Die Mutter riß die Augen auf; das Blut schwand langsam aus ihrem Gesicht.

„Wanja ... was sprichst du!“ stammelte sie entsetzt.

Lande seufzte still, kam auf sie zu, sank in die Kniee und fing an, ihre tränennasse Hand zu küssen. Sie blickte auf seinen Kopf mit den weichen, schwachen Haaren, und fühlte, wie ein unüberwindliches Unglück auf sie heranrückte.
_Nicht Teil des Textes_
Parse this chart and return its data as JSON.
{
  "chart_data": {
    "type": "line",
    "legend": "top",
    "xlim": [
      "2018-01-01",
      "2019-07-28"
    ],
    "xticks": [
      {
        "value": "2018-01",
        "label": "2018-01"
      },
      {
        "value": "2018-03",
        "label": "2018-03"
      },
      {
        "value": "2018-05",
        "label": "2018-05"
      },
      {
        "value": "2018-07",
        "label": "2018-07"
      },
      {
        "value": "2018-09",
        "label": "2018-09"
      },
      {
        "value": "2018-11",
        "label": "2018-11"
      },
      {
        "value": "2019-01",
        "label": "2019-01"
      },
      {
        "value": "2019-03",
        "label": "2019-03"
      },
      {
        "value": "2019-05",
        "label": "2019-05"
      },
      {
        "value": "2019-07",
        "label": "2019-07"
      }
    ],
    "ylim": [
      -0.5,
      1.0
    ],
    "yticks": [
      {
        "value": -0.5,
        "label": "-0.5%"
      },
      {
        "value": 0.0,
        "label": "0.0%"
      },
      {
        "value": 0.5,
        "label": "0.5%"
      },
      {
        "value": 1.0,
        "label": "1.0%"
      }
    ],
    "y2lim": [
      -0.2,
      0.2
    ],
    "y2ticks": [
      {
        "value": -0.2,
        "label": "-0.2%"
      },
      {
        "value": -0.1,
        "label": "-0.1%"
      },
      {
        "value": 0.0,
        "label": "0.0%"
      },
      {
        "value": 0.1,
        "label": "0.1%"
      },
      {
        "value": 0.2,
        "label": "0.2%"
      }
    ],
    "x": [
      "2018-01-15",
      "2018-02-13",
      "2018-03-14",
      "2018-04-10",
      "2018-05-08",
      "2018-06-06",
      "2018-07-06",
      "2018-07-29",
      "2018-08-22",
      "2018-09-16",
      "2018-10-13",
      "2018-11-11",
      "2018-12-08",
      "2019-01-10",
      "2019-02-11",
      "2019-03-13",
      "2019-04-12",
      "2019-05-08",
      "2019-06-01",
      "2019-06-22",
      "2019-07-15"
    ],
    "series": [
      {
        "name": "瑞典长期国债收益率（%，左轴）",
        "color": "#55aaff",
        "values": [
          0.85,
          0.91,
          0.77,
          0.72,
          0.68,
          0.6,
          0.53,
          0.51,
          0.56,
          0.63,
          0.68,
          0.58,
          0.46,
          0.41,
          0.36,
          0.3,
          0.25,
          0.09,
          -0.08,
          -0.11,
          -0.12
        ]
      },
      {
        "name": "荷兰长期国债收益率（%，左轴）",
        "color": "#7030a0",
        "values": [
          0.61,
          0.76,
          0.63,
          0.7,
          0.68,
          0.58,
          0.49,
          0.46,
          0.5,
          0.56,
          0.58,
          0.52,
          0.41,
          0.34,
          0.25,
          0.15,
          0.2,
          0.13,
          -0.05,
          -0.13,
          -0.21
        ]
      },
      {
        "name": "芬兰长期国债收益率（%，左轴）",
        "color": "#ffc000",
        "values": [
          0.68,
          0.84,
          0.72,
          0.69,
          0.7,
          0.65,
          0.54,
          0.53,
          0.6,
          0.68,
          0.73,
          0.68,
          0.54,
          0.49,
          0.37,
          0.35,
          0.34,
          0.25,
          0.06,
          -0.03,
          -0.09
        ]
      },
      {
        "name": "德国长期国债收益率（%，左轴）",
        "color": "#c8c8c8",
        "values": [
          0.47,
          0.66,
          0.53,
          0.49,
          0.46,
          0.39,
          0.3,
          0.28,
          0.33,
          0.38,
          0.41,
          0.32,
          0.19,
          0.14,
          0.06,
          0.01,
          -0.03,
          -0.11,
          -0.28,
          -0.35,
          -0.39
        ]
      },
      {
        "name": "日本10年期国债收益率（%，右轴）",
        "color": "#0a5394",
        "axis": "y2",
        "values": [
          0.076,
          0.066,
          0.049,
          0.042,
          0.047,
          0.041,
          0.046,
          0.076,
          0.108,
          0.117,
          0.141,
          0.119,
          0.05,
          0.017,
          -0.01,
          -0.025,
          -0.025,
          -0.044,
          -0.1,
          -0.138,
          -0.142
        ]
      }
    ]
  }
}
„Weine nicht, Mutter, du teure! ... So wird es besser sein ...“ sprach Lande kaum vernehmbar mit schwacher, zitternder Stimme.

VI

Marja Nikolajewna saß am offenen Fenster und schaute unverwandt, in Gedanken versunken auf die lange Straße, deren eine Seite von grünlich-blauem Mondenschein überflutet war, während die andere im tiefen Dunkel lag. Fern flimmerten hell und kühl die Sterne, schwarze Bäume standen wie versteinert im Mondschein. Es war leer und kühl.